When a loved one dies, certain days are harder than others, even years or decades later. Anniversaries seem to be the hardest for many. The anniversary of the day your loved one died being the most significant.
What many people don't realize is that there are many other days that may be just as significant or perhaps, even more so, especially to a parent who has lost a child.
Many people cope with these difficult days through a ritual of remembrance. It may only take a few minutes, or it may be something they devote hours or even an entire day to. It's a way to mark the day as significant. A day to honor your feelings, then and now. A way to honor your loved one and the love you shared.
Today is the 10th anniversary of the day I buried my daughter. Yesterday was the anniversary of her wake. It was on the winter solstice. The solstice will forever be the day we held her calling hours. Three days before Christmas will always be the day I buried my little girl.

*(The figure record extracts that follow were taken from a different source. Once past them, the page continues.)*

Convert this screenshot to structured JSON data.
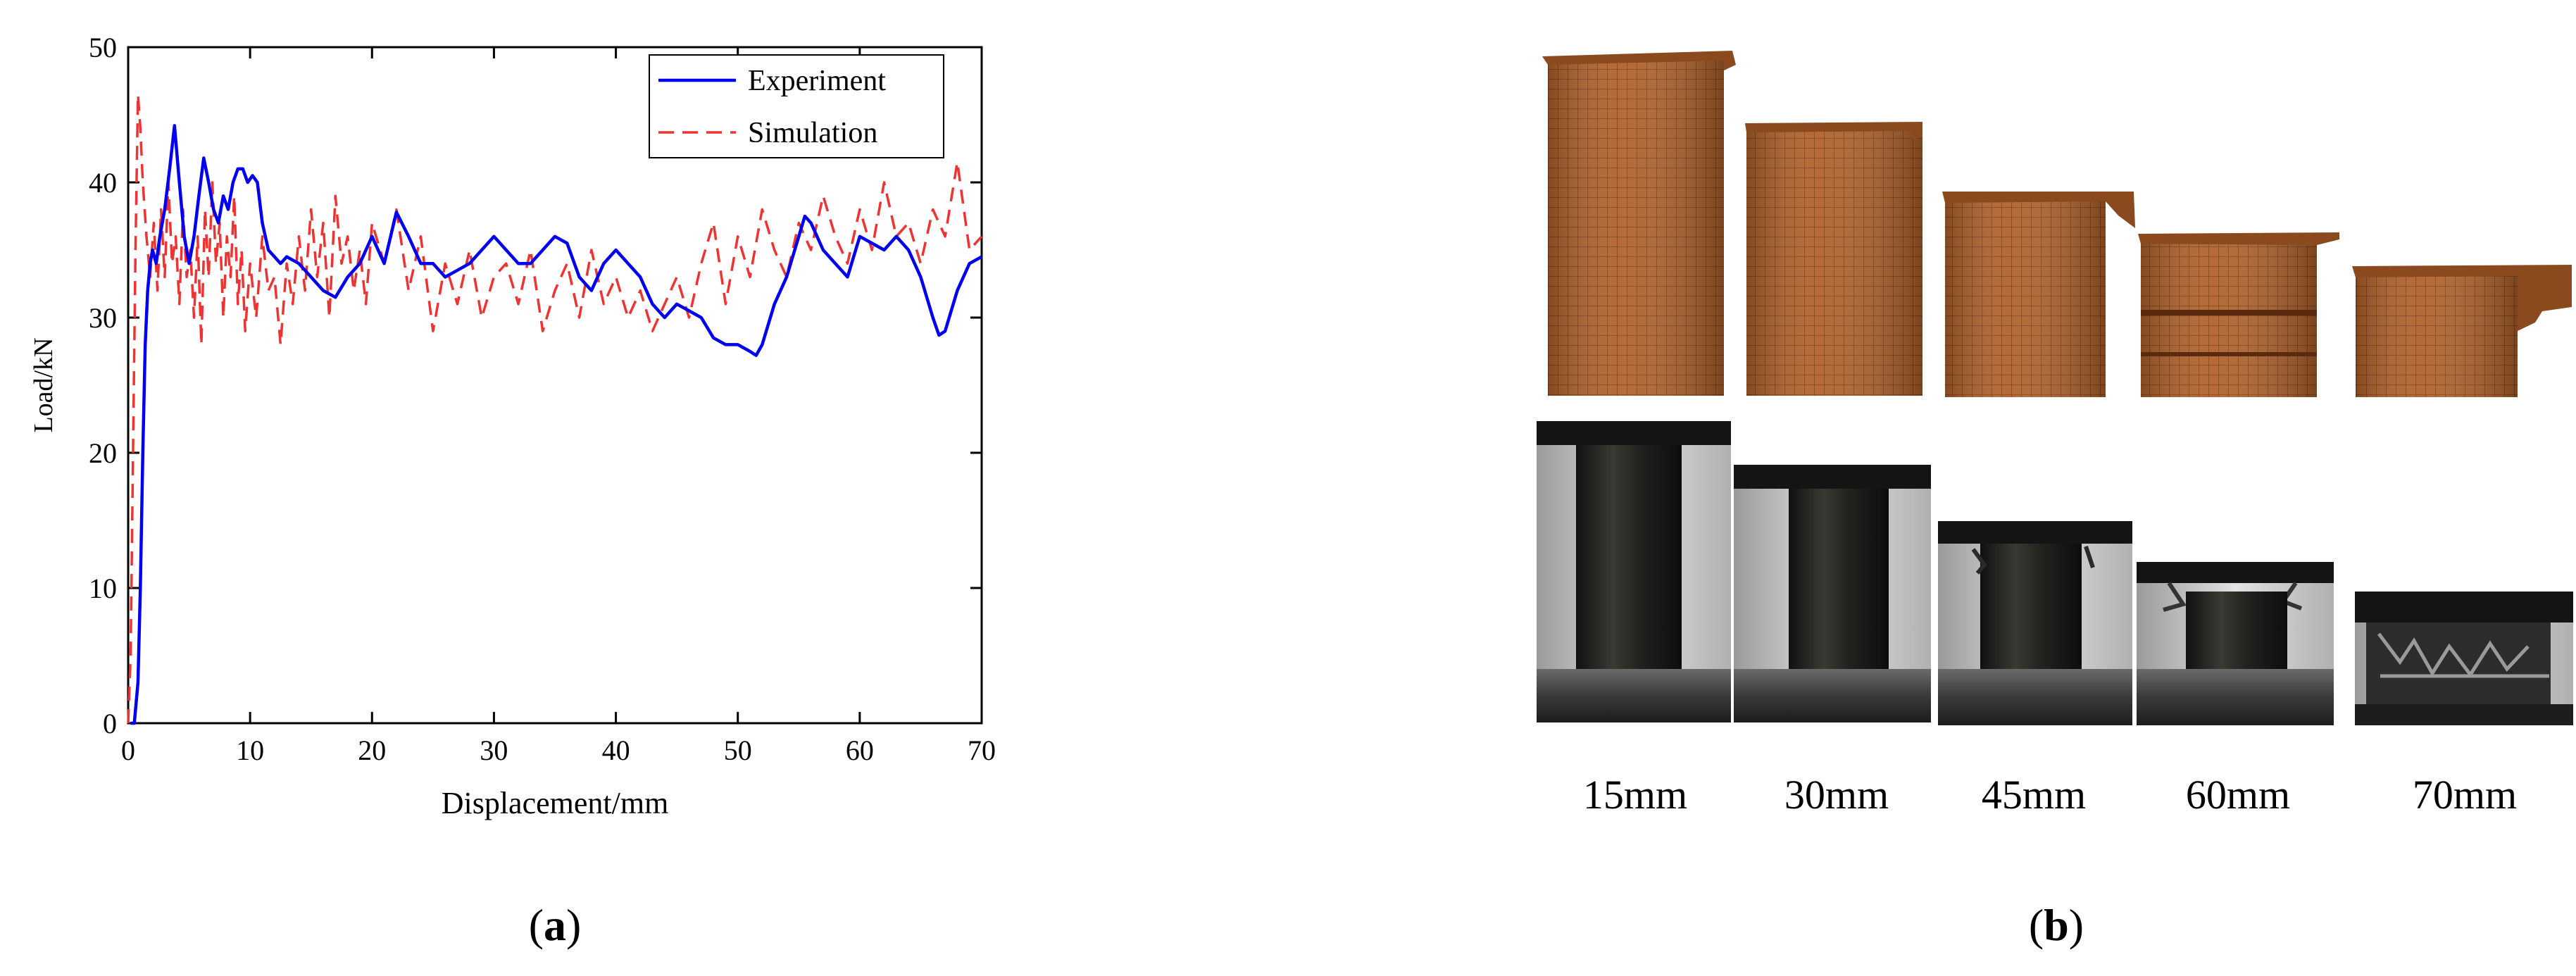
{
  "panel_a_label": "a",
  "panel_b_label": "b",
  "chart_data": {
    "type": "line",
    "title": "",
    "xlabel": "Displacement/mm",
    "ylabel": "Load/kN",
    "xlim": [
      0,
      70
    ],
    "ylim": [
      0,
      50
    ],
    "xticks": [
      0,
      10,
      20,
      30,
      40,
      50,
      60,
      70
    ],
    "yticks": [
      0,
      10,
      20,
      30,
      40,
      50
    ],
    "grid": false,
    "legend": "top-right",
    "series": [
      {
        "name": "Experiment",
        "color": "#0000ee",
        "style": "solid",
        "x": [
          0.2,
          0.5,
          0.8,
          1.0,
          1.2,
          1.4,
          1.6,
          1.8,
          2.0,
          2.3,
          2.6,
          3.0,
          3.4,
          3.8,
          4.2,
          4.6,
          5.0,
          5.4,
          5.8,
          6.2,
          6.6,
          7.0,
          7.4,
          7.8,
          8.2,
          8.6,
          9.0,
          9.4,
          9.8,
          10.2,
          10.6,
          11.0,
          11.5,
          12.0,
          12.5,
          13.0,
          14.0,
          15.0,
          16.0,
          17.0,
          18.0,
          19.0,
          20.0,
          21.0,
          22.0,
          23.0,
          24.0,
          25.0,
          26.0,
          27.0,
          28.0,
          29.0,
          30.0,
          31.0,
          32.0,
          33.0,
          34.0,
          35.0,
          36.0,
          37.0,
          38.0,
          39.0,
          40.0,
          41.0,
          42.0,
          43.0,
          44.0,
          45.0,
          46.0,
          47.0,
          48.0,
          49.0,
          50.0,
          51.0,
          51.5,
          52.0,
          53.0,
          54.0,
          55.0,
          55.5,
          56.0,
          57.0,
          58.0,
          59.0,
          60.0,
          61.0,
          62.0,
          63.0,
          64.0,
          65.0,
          66.0,
          66.5,
          67.0,
          68.0,
          69.0,
          70.0
        ],
        "y": [
          0,
          0,
          3,
          10,
          20,
          28,
          32,
          34,
          35,
          34,
          36,
          38,
          41,
          44.2,
          40,
          36,
          34,
          36,
          39,
          41.8,
          40,
          38,
          37,
          39,
          38,
          40,
          41,
          41,
          40,
          40.5,
          40,
          37,
          35,
          34.5,
          34,
          34.5,
          34,
          33,
          32,
          31.5,
          33,
          34,
          36,
          34,
          37.8,
          36,
          34,
          34,
          33,
          33.5,
          34,
          35,
          36,
          35,
          34,
          34,
          35,
          36,
          35.5,
          33,
          32,
          34,
          35,
          34,
          33,
          31,
          30,
          31,
          30.5,
          30,
          28.5,
          28,
          28,
          27.5,
          27.2,
          28,
          31,
          33,
          36,
          37.5,
          37,
          35,
          34,
          33,
          36,
          35.5,
          35,
          36,
          35,
          33,
          30,
          28.7,
          29,
          32,
          34,
          34.5
        ]
      },
      {
        "name": "Simulation",
        "color": "#ee3333",
        "style": "dashed",
        "x": [
          0.0,
          0.2,
          0.4,
          0.6,
          0.8,
          1.0,
          1.2,
          1.5,
          1.8,
          2.1,
          2.4,
          2.7,
          3.0,
          3.3,
          3.6,
          3.9,
          4.2,
          4.5,
          4.8,
          5.1,
          5.4,
          5.7,
          6.0,
          6.3,
          6.6,
          6.9,
          7.2,
          7.5,
          7.8,
          8.1,
          8.4,
          8.7,
          9.0,
          9.3,
          9.6,
          10.0,
          10.5,
          11.0,
          11.5,
          12.0,
          12.5,
          13.0,
          13.5,
          14.0,
          14.5,
          15.0,
          15.5,
          16.0,
          16.5,
          17.0,
          17.5,
          18.0,
          18.5,
          19.0,
          19.5,
          20.0,
          21.0,
          22.0,
          23.0,
          24.0,
          25.0,
          26.0,
          27.0,
          28.0,
          29.0,
          30.0,
          31.0,
          32.0,
          33.0,
          34.0,
          35.0,
          36.0,
          37.0,
          38.0,
          39.0,
          40.0,
          41.0,
          42.0,
          43.0,
          44.0,
          45.0,
          46.0,
          47.0,
          48.0,
          49.0,
          50.0,
          51.0,
          52.0,
          53.0,
          54.0,
          55.0,
          56.0,
          57.0,
          58.0,
          59.0,
          60.0,
          61.0,
          62.0,
          63.0,
          64.0,
          65.0,
          66.0,
          67.0,
          68.0,
          69.0,
          70.0
        ],
        "y": [
          0,
          5,
          20,
          35,
          46.5,
          44,
          40,
          36,
          33,
          37,
          32,
          38,
          33,
          40,
          34,
          36,
          31,
          38,
          33,
          35,
          30,
          36,
          28,
          38,
          33,
          40,
          34,
          37,
          30,
          36,
          33,
          39,
          31,
          35,
          29,
          34,
          30,
          36,
          32,
          33,
          28,
          34,
          31,
          36,
          32,
          38,
          33,
          37,
          30,
          39,
          34,
          36,
          32,
          35,
          31,
          37,
          34,
          38,
          32,
          36,
          29,
          34,
          31,
          35,
          30,
          33,
          34,
          31,
          35,
          29,
          32,
          34,
          30,
          35,
          31,
          33,
          30,
          32,
          29,
          31,
          33,
          30,
          34,
          37,
          31,
          36,
          33,
          38,
          35,
          33,
          37,
          35,
          39,
          36,
          34,
          38,
          35,
          40,
          36,
          37,
          34,
          38,
          36,
          41.5,
          35,
          36
        ]
      }
    ]
  },
  "snapshots": {
    "simulation_caption": "",
    "labels": [
      "15mm",
      "30mm",
      "45mm",
      "60mm",
      "70mm"
    ]
  }
}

Not unlike a birth story, death stories need to be told. The ritualistic remembrance is not morbid or bad or a sign of not coping well. Quite the contrary. Grief keeping is healthy. It's a way of saying, "Hey, remember this person? They were significant in my life. Remember this day? This day was also very significant in my life. I want you to remember them and the significance of this day, too."
You'll see a lot of grief keeping at the holidays. People posting messages to or about loved ones who have passed on, saying they miss them and love them. People posting photos of their loved one who has died. Remembrances of wonderful times they had together. Even remembrances of the times that were not so wonderful. I think this is a beautiful and healthy way to cope with your grief.
Below is a keepsake I've had for ten years. Every year, one this day, I watch it. The photos were taken by a friend at my request during Meghan's services. I never even noticed her presence. Others thought I was nuts to ask her or that she was nuts for doing it.
So many people want to help the newly bereaved. So many offer "If there is anything I can do..." This was one of the very few things I ever asked directly for. I'm so, so glad I had the courage and presence of mind to ask her to do it. It was a last minute decision. I don't regret anything about it.
She put together the slide show/video of her photos to the song Visitor from Heaven by Twila Paris. The same song was played at Meggie's funeral. It was written about the death of a child as I understand. Little did I realize at the time how grateful I would be for these photos and this keepsake. Especially all these years later. It is beautiful and powerful. I've included it below. I encourage you to watch it and listen to the words of the song. It is absolutely beautiful and so perfect for a child's memorial.
For what I notice now is not only the pain and sadness on our faces, but more remarkably, the love. I can almost feel it. Still. After a decade. Through the photos. The energy was powerful then. It is powerful today. Love...
I have an accompanying scrapbook I made of these photos, plus ones I took at the funeral home, which I go through every year on this day as well. I initially took the photos for Meghan's twin, who was only 3 at the time she died, and her brother, who was 6. I wasn't sure if they'd remember and I wanted them to have the photos to look at someday if they asked or wanted to. I wanted them to see the people who came. To see their own expressions. To see the love that was shown to us. I had no idea at the time how much it would help me then and all these years later.
The act of scrapbooking the photos was also incredibly healing for me. It was not easy, but I was surrounded by good friends while I worked on it. It helped me process. It helped me heal.
I realize photos or videos like this one may not be for everyone. Making a scrapbook or video slide show of your loved one in any way could be a beautiful, loving, and moving tribute to their life and your love for them. It also makes a wonderful gift for anyone who is bereaved.
May you feel the light and love of your loved ones who have passed on to the next place at the holidays and always. Share your memories, a photo, their name. Share it on social media. Share it with friends and family. Open your heart. Let the love shine!